Explore rich fragrant gardens, wander through the woodland, and sit back and relax with views right across the Eden Valley.
Seven miles east of Penrith, Acorn Bank nestles at the foot of the Pennines, with Cross Fell rising up behind it, and the lush green valley stretching out in front. The history of Acorn Bank reaches all the way back to the 13th century and the Knights Templar, though most of the house is around 400 years more recent.
Although parts of the house have been converted into accommodation to help fund the property’s renovation, some of the downstairs rooms are open to visitors – including a gift shop, a second-hand bookshop, and a tea room, which uses fruit and herbs grown on site in its cakes and scones.

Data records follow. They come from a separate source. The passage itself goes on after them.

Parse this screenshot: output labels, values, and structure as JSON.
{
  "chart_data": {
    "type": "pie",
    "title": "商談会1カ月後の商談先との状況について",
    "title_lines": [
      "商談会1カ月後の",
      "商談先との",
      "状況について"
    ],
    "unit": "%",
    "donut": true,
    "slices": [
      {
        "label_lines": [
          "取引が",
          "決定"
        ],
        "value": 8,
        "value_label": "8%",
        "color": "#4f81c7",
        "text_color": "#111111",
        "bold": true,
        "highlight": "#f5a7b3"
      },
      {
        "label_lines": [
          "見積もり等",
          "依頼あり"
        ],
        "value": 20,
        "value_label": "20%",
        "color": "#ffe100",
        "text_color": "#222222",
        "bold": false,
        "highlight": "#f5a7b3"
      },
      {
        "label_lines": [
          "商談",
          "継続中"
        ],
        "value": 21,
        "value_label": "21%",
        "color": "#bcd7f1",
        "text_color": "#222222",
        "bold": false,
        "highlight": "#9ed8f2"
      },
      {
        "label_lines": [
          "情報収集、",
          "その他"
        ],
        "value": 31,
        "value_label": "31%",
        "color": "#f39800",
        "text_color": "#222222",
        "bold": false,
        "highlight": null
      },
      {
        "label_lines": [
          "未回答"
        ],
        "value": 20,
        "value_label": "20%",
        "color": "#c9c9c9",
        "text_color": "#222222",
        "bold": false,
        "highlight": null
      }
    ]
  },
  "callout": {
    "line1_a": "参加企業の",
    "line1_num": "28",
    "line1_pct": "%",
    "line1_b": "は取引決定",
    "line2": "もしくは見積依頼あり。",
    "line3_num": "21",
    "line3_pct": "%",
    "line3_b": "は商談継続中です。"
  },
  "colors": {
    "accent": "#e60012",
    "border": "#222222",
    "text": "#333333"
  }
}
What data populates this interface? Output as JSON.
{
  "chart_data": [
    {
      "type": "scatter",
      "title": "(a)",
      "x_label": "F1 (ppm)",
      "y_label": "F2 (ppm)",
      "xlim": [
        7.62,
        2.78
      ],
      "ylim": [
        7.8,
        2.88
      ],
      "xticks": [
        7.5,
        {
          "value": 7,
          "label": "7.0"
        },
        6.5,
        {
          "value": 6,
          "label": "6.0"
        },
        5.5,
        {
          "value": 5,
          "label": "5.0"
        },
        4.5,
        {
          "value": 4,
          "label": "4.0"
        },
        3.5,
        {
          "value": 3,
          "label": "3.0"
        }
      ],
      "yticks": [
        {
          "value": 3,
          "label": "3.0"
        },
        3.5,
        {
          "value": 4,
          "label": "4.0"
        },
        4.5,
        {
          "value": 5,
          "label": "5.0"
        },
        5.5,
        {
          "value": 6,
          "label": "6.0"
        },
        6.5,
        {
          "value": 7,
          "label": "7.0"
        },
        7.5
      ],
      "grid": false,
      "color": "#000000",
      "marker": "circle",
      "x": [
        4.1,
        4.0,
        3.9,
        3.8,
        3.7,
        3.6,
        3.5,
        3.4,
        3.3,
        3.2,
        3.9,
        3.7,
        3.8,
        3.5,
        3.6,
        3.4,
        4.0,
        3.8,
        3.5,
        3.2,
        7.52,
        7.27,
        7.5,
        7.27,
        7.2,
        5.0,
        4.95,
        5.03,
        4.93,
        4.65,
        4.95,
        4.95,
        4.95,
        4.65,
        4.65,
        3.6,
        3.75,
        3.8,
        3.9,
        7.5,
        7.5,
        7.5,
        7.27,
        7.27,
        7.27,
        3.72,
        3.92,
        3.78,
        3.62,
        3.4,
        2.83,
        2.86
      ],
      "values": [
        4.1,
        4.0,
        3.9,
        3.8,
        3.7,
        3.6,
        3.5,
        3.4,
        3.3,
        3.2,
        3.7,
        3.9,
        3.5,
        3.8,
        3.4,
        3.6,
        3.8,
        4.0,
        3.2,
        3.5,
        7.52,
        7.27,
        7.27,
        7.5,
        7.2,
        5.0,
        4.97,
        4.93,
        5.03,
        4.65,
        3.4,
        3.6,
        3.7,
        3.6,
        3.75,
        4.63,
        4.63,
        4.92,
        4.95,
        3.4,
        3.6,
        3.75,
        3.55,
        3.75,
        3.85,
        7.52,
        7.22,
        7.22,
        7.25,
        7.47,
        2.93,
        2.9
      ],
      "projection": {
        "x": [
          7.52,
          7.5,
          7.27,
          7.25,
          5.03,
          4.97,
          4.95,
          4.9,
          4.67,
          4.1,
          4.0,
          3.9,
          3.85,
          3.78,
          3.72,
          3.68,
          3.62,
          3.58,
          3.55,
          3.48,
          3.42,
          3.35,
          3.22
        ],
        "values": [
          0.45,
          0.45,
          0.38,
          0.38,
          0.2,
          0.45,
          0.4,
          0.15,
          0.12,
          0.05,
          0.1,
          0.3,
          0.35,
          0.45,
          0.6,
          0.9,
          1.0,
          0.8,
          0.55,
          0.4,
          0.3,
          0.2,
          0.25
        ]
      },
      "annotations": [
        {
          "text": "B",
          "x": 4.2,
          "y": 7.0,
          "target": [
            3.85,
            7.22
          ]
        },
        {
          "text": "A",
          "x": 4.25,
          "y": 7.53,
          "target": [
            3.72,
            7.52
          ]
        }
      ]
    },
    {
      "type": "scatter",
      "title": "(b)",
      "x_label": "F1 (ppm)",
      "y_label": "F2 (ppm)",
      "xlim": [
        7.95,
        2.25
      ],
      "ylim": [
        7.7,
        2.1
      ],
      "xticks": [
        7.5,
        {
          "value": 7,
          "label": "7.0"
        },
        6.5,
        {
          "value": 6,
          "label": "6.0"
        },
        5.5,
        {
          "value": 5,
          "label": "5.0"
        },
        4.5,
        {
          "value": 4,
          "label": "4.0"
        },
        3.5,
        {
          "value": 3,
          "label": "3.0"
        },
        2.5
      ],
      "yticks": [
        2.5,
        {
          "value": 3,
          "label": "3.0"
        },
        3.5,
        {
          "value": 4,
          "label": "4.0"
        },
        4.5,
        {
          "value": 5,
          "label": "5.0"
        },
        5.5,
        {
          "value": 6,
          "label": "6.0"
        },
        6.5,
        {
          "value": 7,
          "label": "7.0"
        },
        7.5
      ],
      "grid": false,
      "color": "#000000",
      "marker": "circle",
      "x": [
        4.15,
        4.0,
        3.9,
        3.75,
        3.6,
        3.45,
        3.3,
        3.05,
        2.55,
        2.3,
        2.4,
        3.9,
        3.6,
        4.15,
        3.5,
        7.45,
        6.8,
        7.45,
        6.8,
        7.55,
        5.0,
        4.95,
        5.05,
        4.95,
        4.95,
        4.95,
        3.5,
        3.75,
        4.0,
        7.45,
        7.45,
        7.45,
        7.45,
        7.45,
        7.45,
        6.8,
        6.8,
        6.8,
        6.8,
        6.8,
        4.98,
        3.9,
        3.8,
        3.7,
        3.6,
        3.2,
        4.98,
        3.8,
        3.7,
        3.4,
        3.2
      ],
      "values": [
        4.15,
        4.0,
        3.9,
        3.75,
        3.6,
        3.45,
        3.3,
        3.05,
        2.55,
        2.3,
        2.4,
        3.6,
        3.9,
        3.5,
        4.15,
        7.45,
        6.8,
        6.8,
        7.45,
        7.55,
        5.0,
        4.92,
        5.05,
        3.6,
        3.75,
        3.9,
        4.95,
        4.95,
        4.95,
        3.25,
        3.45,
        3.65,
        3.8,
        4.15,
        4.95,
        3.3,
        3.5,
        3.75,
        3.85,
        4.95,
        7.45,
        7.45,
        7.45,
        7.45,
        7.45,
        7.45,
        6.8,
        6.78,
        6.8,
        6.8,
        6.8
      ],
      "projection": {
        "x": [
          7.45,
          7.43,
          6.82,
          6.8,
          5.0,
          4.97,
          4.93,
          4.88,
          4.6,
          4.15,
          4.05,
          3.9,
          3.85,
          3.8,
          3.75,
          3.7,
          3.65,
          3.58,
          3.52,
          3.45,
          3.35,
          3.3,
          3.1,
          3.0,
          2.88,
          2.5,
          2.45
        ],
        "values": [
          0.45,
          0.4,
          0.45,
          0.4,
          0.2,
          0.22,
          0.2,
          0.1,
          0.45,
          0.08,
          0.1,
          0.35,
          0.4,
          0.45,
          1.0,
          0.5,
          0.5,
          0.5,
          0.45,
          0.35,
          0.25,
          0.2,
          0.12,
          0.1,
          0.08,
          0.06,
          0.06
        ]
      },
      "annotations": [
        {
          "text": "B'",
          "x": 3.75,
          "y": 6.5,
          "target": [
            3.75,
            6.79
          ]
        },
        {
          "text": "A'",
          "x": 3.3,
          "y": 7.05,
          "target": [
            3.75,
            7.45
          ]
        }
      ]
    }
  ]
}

But it’s the gardens that are the real highlight of this destination. Exuberant borders burst with colour at the foot high stone walls, and herb garden provides a riot for the senses. Traditional fruit orchards provide dappled shade on warm days, as the perfume blossom fades slowly with the spring, to be overtaken by the sweet syrup of ripening fruit towards the end of summer. If you visit at harvest time, you may see the gardeners shaking the boughs to dislodge and gather pears or apples.
Beyond the walls and hedges of the garden lie the Acorn Bank woodlands, which are perfect for a leisurely stroll, and where you can see the remnants of the gypsum mining which took place here from the end of the nineteenth century. Also nestled at the edge of the woods, you’ll find a historic working watermill, grinding the flour that’s used for baking by the tea room.
Acorn Bank is a National Trust property.